Lifetime Citizen Portal Access — AI Briefings, Alerts & Unlimited Follows

Anderson Elementary principal outlines shift to grade-level instruction, highlights SEL supports

Stillwater Area Public Schools Board of Education · November 13, 2024

Loading...

AI-Generated Content: All content on this page was generated by AI to highlight key points from the meeting. For complete details and context, we recommend watching the full video. so we can fix them.

Summary

Principal Anna Welsack told the board Anderson is prioritizing Tier 1, grade-level 'acceleration' instruction after reviewing data that showed flat reading growth; she described new collaborative planning (CATs), SEL 'Green Room' supports and pilots in literacy and said the work is urgent districtwide.

Anna Welsack, principal of Anderson Elementary School, told the Stillwater Area Public Schools board on Nov. 5 that the school is shifting its instructional approach to prioritize grade-level (Tier 1) instruction with targeted 'just-in-time' supports for students who need more help.

Welsack said the school's recent achievement data are "painful" and that reading performance has been ‘‘flatlining.’’ To address the gap, she described moving away from remediation models that keep students working on lower-grade content and toward an "acceleration" model that provides scaffolded supports while exposing all students to grade-level standards. "Tier 1 instruction for all is our primary focus," Welsack said.
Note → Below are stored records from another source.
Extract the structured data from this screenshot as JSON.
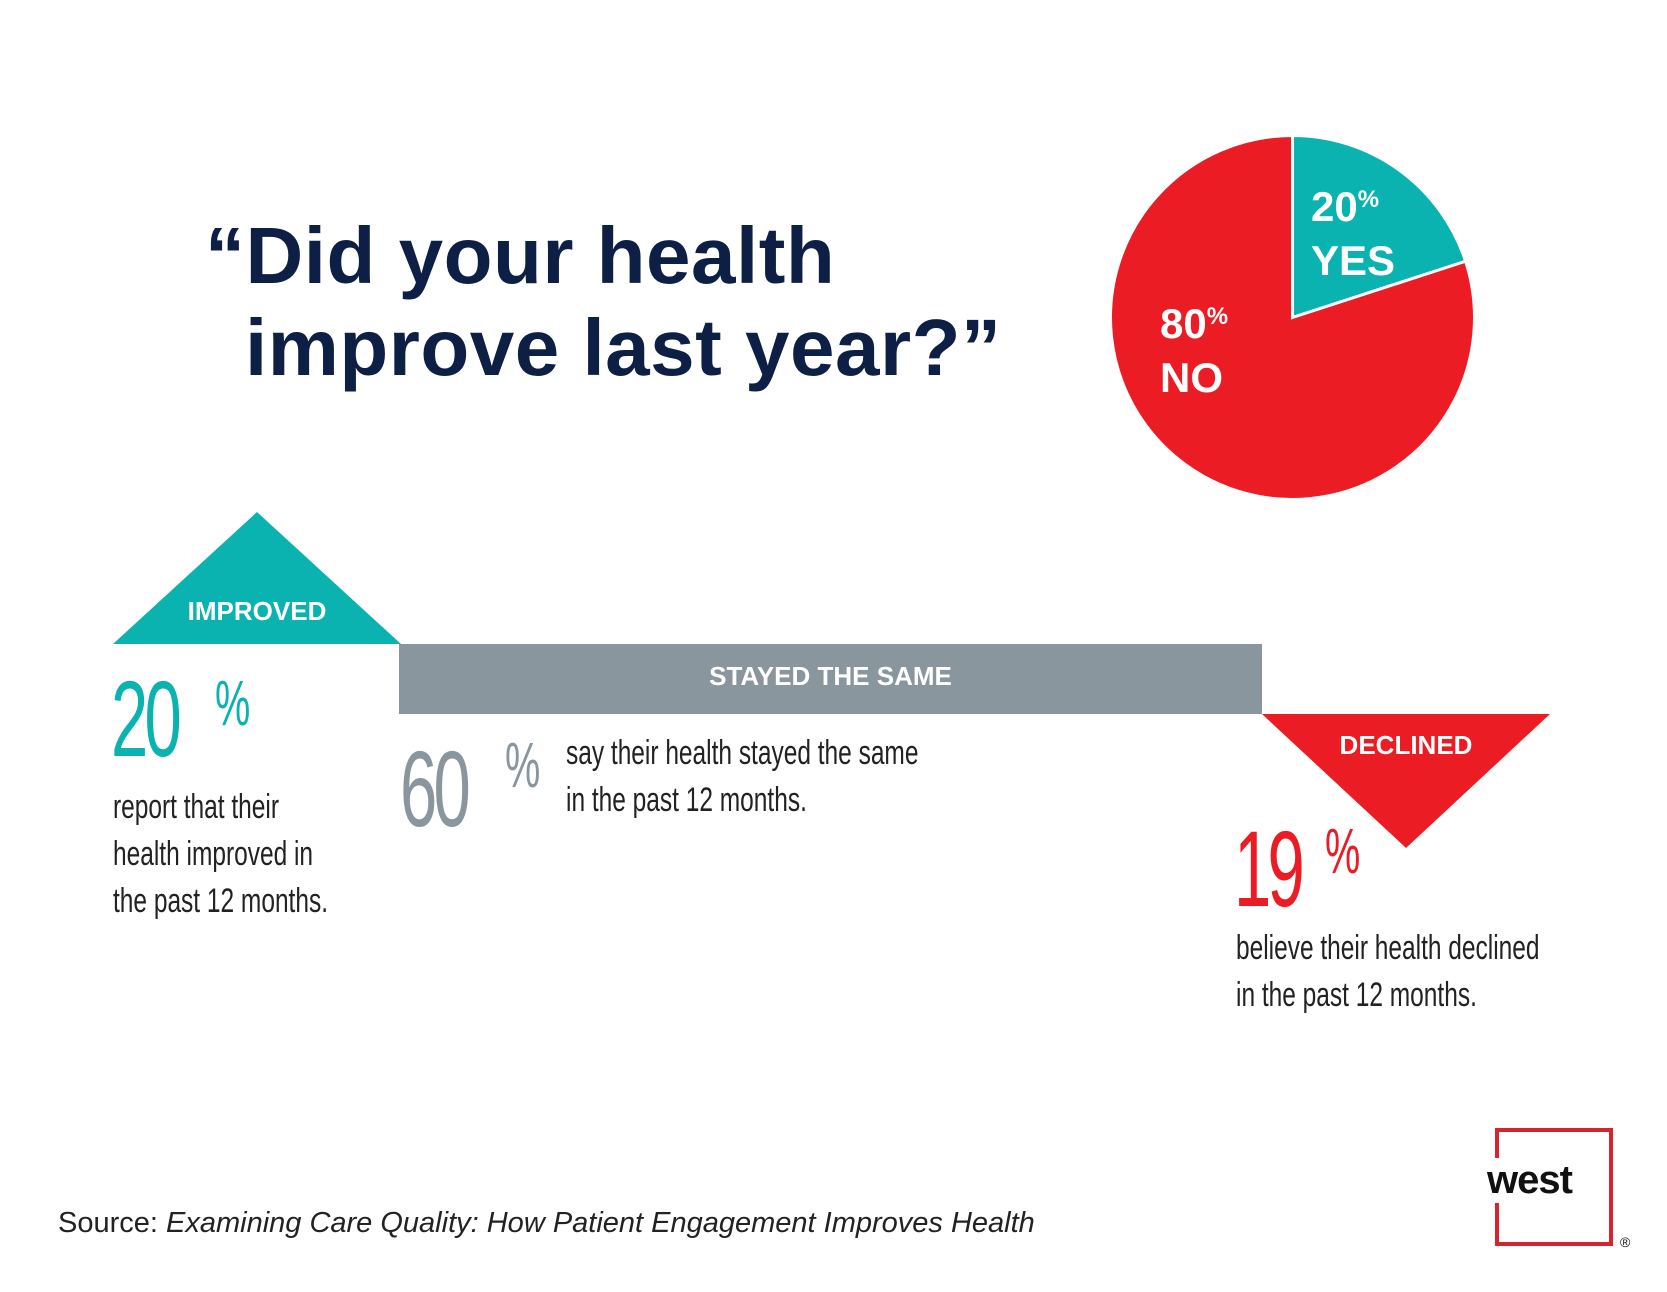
{
  "headline": {
    "line1": "“Did your health",
    "line2": "improve last year?”"
  },
  "colors": {
    "navy": "#0d1f44",
    "teal": "#0ab3b0",
    "red": "#ec1c24",
    "gray": "#8a969e",
    "gray_text": "#8a969e"
  },
  "chart_data": [
    {
      "type": "pie",
      "slices": [
        {
          "label": "YES",
          "value": 20,
          "value_label": "20",
          "unit": "%",
          "color": "#0ab3b0"
        },
        {
          "label": "NO",
          "value": 80,
          "value_label": "80",
          "unit": "%",
          "color": "#ec1c24"
        }
      ]
    }
  ],
  "outcomes": {
    "improved": {
      "label": "IMPROVED",
      "value": "20",
      "unit": "%",
      "description": [
        "report that their",
        "health improved in",
        "the past 12 months."
      ]
    },
    "same": {
      "label": "STAYED THE SAME",
      "value": "60",
      "unit": "%",
      "description": [
        "say their health stayed the same",
        "in the past 12 months."
      ]
    },
    "declined": {
      "label": "DECLINED",
      "value": "19",
      "unit": "%",
      "description": [
        "believe their health declined",
        "in the past 12 months."
      ]
    }
  },
  "source": {
    "prefix": "Source: ",
    "title": "Examining Care Quality: How Patient Engagement Improves Health"
  },
  "logo": {
    "text": "west",
    "registered": "®"
  }
}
Why it matters: Welsack said the move is intended to produce more consistent, systemwide growth rather than isolated gains for small groups. The principal emphasized urgency, calling acceleration "vital" and saying Anderson’s lessons could inform district practice.

Details and steps: Welsack described collaborative action teams (CATs) and frequent data cycles (SWIM) to identify students for Tier 2 and Tier 3 intervention, and cited PRESS as part of small-group literacy work. She outlined an observation and coaching routine (22 classroom visits completed) and a first-grade literacy pilot tied to LETRS training. She also said staff scheduled a Nov. 20 staff meeting focused on planning and that the building’s benchmark tracker is being shared with other schools.

Social-emotional supports: Welsack described a Green Room model coordinated by a paraprofessional (Evelyn) that offers scheduled, purposeful breaks and buddy-room check-ins and said the school is beginning SEL 'swim' meetings and using SABERS screening data to target supports.

Staffing and facilities: Welsack told the board small-school staffing can destabilize specialist positions (music, art) and said a planned larger new school will improve staffing stability and enable collaborative learning spaces.

Reaction and measurement: Board members asked how success will be measured; Welsack said the school will monitor MCA results, FastBridge benchmarks and weekly CAT data, with an emphasis on growth for students in the 40th–60th percentile range. She said the district must balance long-term measures with frequent progress monitoring.

Next steps: The principal said the school will continue the literacy pilot, expand CAT tools districtwide where effective, and report progress to the board. Welsack closed her presentation by reaffirming the school's focus: "When we know better we do better," and "all students means all."